Many prominent economists, among them N. Gregory Mankiw, the (Republican) former chairman of the Council of Economic Advisers under (Republican) President George W. Bush, believe the government should simply tax carbon emissions directly. (Mankiw favors simultaneously cutting other taxes.)

RGGI allowances cost the typical BGE household less than $2 a month, the utility has calculated.

While Christie's right to say that kind of cost isn't enough to change energy-consumption behavior, attaching a small price tag to carbon is better than no price tag.

Thanks to the poor economy and cheaper natural gas, carbon dioxide emissions have fallen in the RGGI corridor, which stretches from Maryland to Maine. Given states' generous emissions caps, that makes CO2 permits — even for coal stations such as Constellation Energy's Brandon Shores and C.P. Crane plants in Maryland — plentiful and cheap.

But not meaningless.

RGGI has generated more than $160 million in revenue for Maryland in less than three years. Unfortunately, most of it is spent on cutting electricity rates, especially for low-income households, even as electricity prices have been falling. Rather than making a tiny difference in kilowatt prices, the state should spend all the money on subsidizing solar-energy installations, electric-vehicle stations, conservation and the like.

Even so, what revenue has been invested has helped increase the infrastructure of solar-panel installers, insulation companies and conservation experts that the state will need to slow the increase in greenhouse-gas emissions.
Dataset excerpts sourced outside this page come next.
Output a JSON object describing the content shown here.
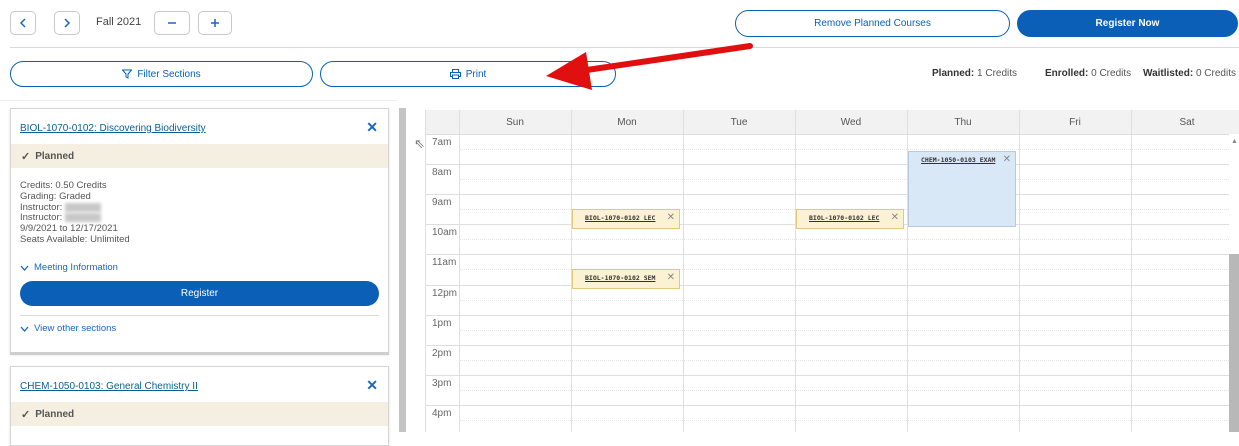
{
  "term": {
    "label": "Fall 2021"
  },
  "header": {
    "remove_planned": "Remove Planned Courses",
    "register_now": "Register Now"
  },
  "toolbar": {
    "filter_sections": "Filter Sections",
    "print": "Print"
  },
  "credits": {
    "planned_label": "Planned:",
    "planned_value": "1 Credits",
    "enrolled_label": "Enrolled:",
    "enrolled_value": "0 Credits",
    "waitlisted_label": "Waitlisted:",
    "waitlisted_value": "0 Credits"
  },
  "cards": [
    {
      "title": "BIOL-1070-0102: Discovering Biodiversity",
      "status": "Planned",
      "credits": "Credits: 0.50 Credits",
      "grading": "Grading: Graded",
      "instructor1": "Instructor:",
      "instructor2": "Instructor:",
      "dates": "9/9/2021 to 12/17/2021",
      "seats": "Seats Available:  Unlimited",
      "meeting_info": "Meeting Information",
      "register": "Register",
      "view_other": "View other sections"
    },
    {
      "title": "CHEM-1050-0103: General Chemistry II",
      "status": "Planned"
    }
  ],
  "calendar": {
    "days": [
      "Sun",
      "Mon",
      "Tue",
      "Wed",
      "Thu",
      "Fri",
      "Sat"
    ],
    "times": [
      "7am",
      "8am",
      "9am",
      "10am",
      "11am",
      "12pm",
      "1pm",
      "2pm",
      "3pm",
      "4pm"
    ],
    "events": [
      {
        "label": "BIOL-1070-0102 LEC",
        "day": "Mon",
        "start": "9am",
        "end": "10am",
        "color": "#fbf1d3"
      },
      {
        "label": "BIOL-1070-0102 LEC",
        "day": "Wed",
        "start": "9am",
        "end": "10am",
        "color": "#fbf1d3"
      },
      {
        "label": "CHEM-1050-0103 EXAM",
        "day": "Thu",
        "start": "8am",
        "end": "10am",
        "color": "#d9e8f6"
      },
      {
        "label": "BIOL-1070-0102 SEM",
        "day": "Mon",
        "start": "11am",
        "end": "12pm",
        "color": "#fbf1d3"
      }
    ]
  },
  "colors": {
    "accent": "#0b5fb7",
    "annotation_arrow": "#e01010"
  }
}
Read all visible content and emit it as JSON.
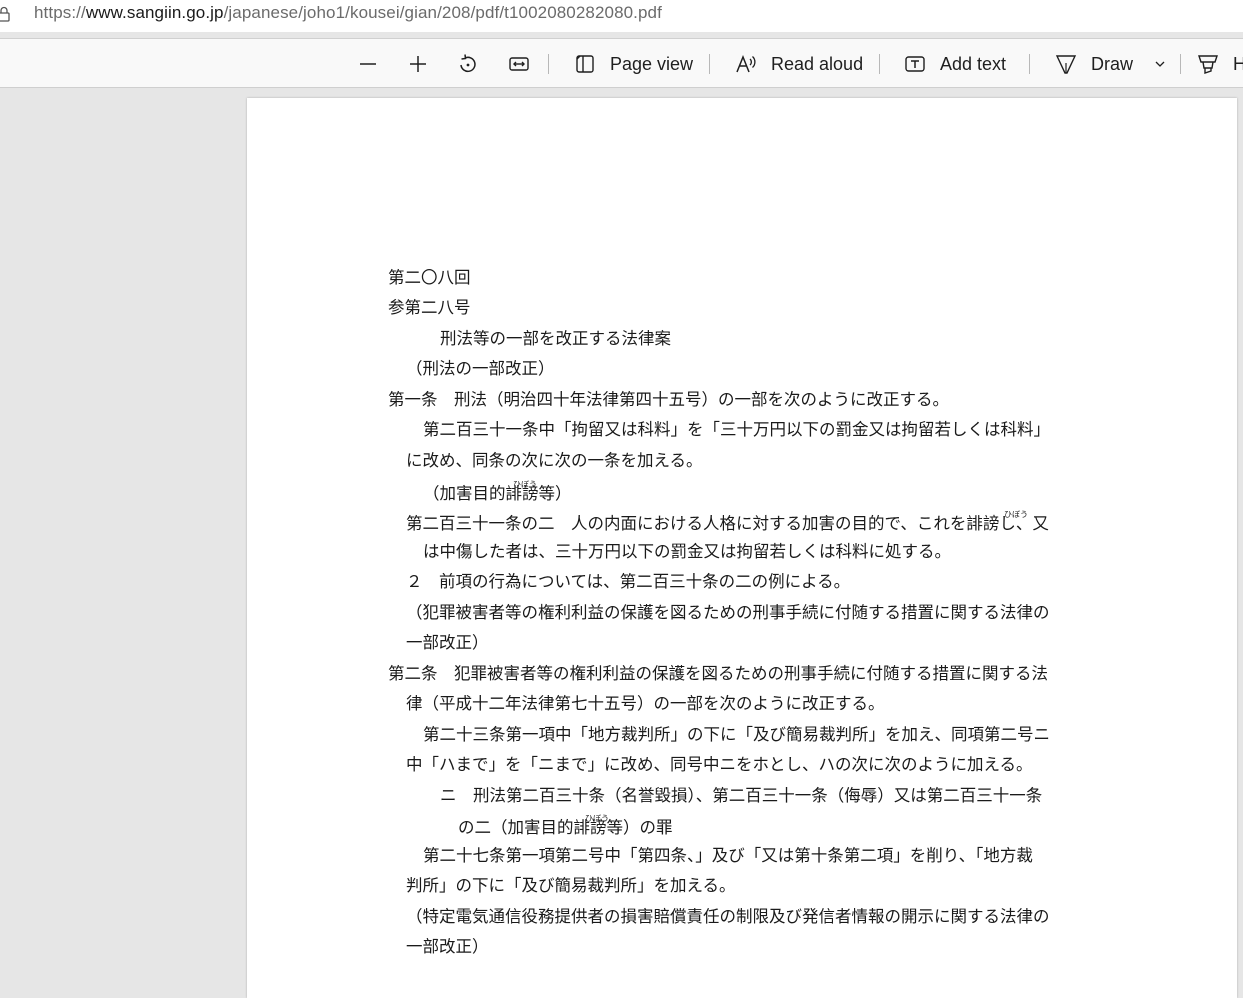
{
  "browser": {
    "url_prefix": "https://",
    "url_host": "www.sangiin.go.jp",
    "url_path": "/japanese/joho1/kousei/gian/208/pdf/t1002080282080.pdf"
  },
  "toolbar": {
    "page_view_label": "Page view",
    "read_aloud_label": "Read aloud",
    "add_text_label": "Add text",
    "draw_label": "Draw",
    "highlight_label": "H"
  },
  "document": {
    "lines": [
      "第二〇八回",
      "参第二八号",
      "刑法等の一部を改正する法律案",
      "（刑法の一部改正）",
      "第一条　刑法（明治四十年法律第四十五号）の一部を次のように改正する。",
      "第二百三十一条中「拘留又は科料」を「三十万円以下の罰金又は拘留若しくは科料」",
      "に改め、同条の次に次の一条を加える。",
      "（加害目的誹謗等）",
      "第二百三十一条の二　人の内面における人格に対する加害の目的で、これを誹謗し、又",
      "は中傷した者は、三十万円以下の罰金又は拘留若しくは科料に処する。",
      "２　前項の行為については、第二百三十条の二の例による。",
      "（犯罪被害者等の権利利益の保護を図るための刑事手続に付随する措置に関する法律の",
      "一部改正）",
      "第二条　犯罪被害者等の権利利益の保護を図るための刑事手続に付随する措置に関する法",
      "律（平成十二年法律第七十五号）の一部を次のように改正する。",
      "第二十三条第一項中「地方裁判所」の下に「及び簡易裁判所」を加え、同項第二号ニ",
      "中「ハまで」を「ニまで」に改め、同号中ニをホとし、ハの次に次のように加える。",
      "ニ　刑法第二百三十条（名誉毀損）、第二百三十一条（侮辱）又は第二百三十一条",
      "の二（加害目的誹謗等）の罪",
      "第二十七条第一項第二号中「第四条、」及び「又は第十条第二項」を削り、「地方裁",
      "判所」の下に「及び簡易裁判所」を加える。",
      "（特定電気通信役務提供者の損害賠償責任の制限及び発信者情報の開示に関する法律の",
      "一部改正）"
    ],
    "ruby_hibou": "ひぼう"
  }
}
This kind of decentralized response is part of what makes RGGI attractive. Set up incentives linked to carbon prices, and let individual producers and consumers choose options that make sense for them.

Instead, Christie supports the Soviet-style option of building a huge complex of wind pylons several miles off New Jersey's shore. Maryland Gov. Martin O'Malley favors a similar project in this state. But O'Malley backs RGGI and criticized Christie for withdrawing, saying "Governor Christie is simply wrong when he claims that these efforts are a failure."

Of course, RGGI is not a screaming success, either. The carbon caps aren't tight enough. The allowance market is weak. RGGI has not inspired Congress to impose a similar system nationally.

And Christie is right about one thing: RGGI has had "no discernible or measurable effect on the environment."

But if that's the standard for success, we should do nothing. Heightened carbon dioxide levels are the product of decades. They will take decades or centuries to undo. Better to move forward than back.